ColumnistsPREMIUM

IAN BREMMER: The EU swats a gadfly

Tactical victory over Viktor Orban is not the end of the Hungarian leader’s attempts to win concessions in exchange for co-operation

Hungarian Prime Minister Viktor Orban in Brussels, Belgium, March 23 2023. Picture: VALERIA MONGELLI/BLOOMBERG
Hungarian Prime Minister Viktor Orban in Brussels, Belgium, March 23 2023. Picture: VALERIA MONGELLI/BLOOMBERG

For political cynics, the EU has long been an easy target. The size and scale of its ambitions and the continual overproduction of bureaucratic absurdities offer ample opportunity for derision — inside Europe and beyond. But a February 1 summit meeting to hash out the differences of member state over a multiyear EU funding package for Ukraine reminds us again that on priority issues the EU works far more effectively than conventional wisdom and eurosceptic populists suggest.

February’s success was not inevitable. A meeting in December meant to provide Ukraine with a €50bn EU aid package ended in acrimony when serial political blackmailer Viktor Orban, Hungary’s prime minister, vetoed a plan that required unanimous support from all 27 EU member states. Kyiv needs that money to help pay pensions, salaries and other costs over the next four years as Ukraine fights to repel Russian invaders, and the growing political uncertainty over the future of US aid for Ukraine, exacerbated by concerns that November US elections could create new obstacles, added a sense of urgency to the request. 

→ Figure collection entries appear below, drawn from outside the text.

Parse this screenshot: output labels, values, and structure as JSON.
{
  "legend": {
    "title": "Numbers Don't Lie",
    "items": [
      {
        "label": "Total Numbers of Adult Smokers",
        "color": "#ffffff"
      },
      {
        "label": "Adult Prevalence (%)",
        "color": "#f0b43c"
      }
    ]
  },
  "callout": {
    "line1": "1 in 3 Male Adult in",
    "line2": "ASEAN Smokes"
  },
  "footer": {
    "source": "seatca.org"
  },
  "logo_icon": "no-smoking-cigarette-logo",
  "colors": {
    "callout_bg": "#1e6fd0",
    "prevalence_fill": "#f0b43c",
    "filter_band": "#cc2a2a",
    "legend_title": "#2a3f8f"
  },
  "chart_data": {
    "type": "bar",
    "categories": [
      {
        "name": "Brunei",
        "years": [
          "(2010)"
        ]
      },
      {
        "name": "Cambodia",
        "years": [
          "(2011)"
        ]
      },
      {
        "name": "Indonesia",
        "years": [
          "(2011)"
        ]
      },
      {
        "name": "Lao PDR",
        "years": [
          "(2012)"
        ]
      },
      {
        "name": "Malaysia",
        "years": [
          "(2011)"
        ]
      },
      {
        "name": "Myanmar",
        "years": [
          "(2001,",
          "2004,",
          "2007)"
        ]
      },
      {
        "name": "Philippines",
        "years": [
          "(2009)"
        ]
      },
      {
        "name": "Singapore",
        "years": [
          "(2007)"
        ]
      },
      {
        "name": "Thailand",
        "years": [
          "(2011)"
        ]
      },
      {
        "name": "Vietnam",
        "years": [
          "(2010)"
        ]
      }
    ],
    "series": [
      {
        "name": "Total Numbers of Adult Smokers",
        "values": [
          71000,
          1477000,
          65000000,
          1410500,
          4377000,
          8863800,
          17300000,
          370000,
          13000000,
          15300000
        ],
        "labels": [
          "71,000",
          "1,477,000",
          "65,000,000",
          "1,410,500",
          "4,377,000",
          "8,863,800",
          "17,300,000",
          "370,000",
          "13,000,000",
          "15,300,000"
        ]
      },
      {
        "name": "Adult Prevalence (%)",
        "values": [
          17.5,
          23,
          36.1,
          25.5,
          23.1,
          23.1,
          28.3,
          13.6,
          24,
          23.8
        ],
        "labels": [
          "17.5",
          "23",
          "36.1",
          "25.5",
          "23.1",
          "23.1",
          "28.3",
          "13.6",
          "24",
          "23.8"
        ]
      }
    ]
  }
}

In exchange for unblocking the plan, Orban made several demands. First, he called for an annual review of aid to Ukraine plan. EU officials decided, rightly in my view, this was Orban’s bid to grant himself an annual veto threat that would give him long-term leverage to extract a steady stream of new EU concessions. He also wanted to secure the remainder of €20bn in EU funds earmarked for Hungary that is currently locked up until Orban addresses EU concerns over corruption and human rights concerns in his government’s treatment of some of Hungary’s minority groups. (€10bn in funds were unfrozen late last year, but much of this money has yet to be disbursed.)

Orban is widely considered as Russian President Vladimir Putin’s best friend in Europe, adding credibility to suspicions he wants to undermine European support for a country Putin is trying to conquer. But Orban has a more practical concern about Ukraine’s future. If that country one day joins the EU, Hungary would become a net contributor to the EU budget rather than a net recipient since the much larger country, in desperate need of post-war reconstruction, would require so much early financial support.

Hungary’s prime minister also wanted to help boost the performance of populist parties in European elections scheduled for June by making “Ukraine fatigue” an electoral theme that might win him new allies inside states with sympathetic political parties — states like Germany and the Netherlands, for example.

But Orban lost this fight because the other 26 EU member states including Poland, where an election last year produced a government much less like-minded with Orban’s social conservatism and anti-EU populist bent — voted to deprive Orban of the chance to use future reviews of this package to veto it. Hungary lifted its veto when other states promised a review, if needed, after two years, but one that would not provide Hungary another veto.

EU officials also appear to have persuaded Orban that other EU governments could support Ukraine individually without his support, by offering Kyiv loans outside the EU budget. “Get what you can,” EU officials warned, “because you don’t have the bargaining leverage you think you do.”

Finally, and most importantly, other EU member states know Orban is playing a weak hand. Hungary’s economy contracted last year, with inflation surging to more than 25%. Interest rates stood at 10.75% as of December, and its debt-to-GDP ratio has reached 70%. These are weaknesses the EU knew it could exploit. Orban understood that another veto of Ukraine aid might even limit Hungary’s access to the €44bn it could access from the EU budget. And senior EU officials knew the country’s economic and financial conditions would sink quickly if Orban lost permanent access to these funds. Orban realised he had picked a fight he couldn’t win, and he folded.

Make no mistake: the EU still has substantial limitations. Aid to Ukraine has been held up through seven months of war because the plan remains bound to a review of broader EU spending.

More concerning is no-one believes that €50bn over four years, though badly needed and warmly welcomed in Kyiv, will come anywhere close to helping Ukraine win its war. Nor is this tactical victory over Orban the end of the Hungarian leader’s attempts to win concessions in exchange for co-operation. Next up, Hungary is now the only EU country that’s yet to sign off on Sweden’s bid to join Nato. We’ll have to wait and see what Orban wants for that.

But by using hardball negotiating tactics to maintain the bloc’s unity on this high-profile issue, the EU has proven again that, when push comes to shove, it can still do big things.

• Bremmer is president and founder of Eurasia Group and GZERO Media.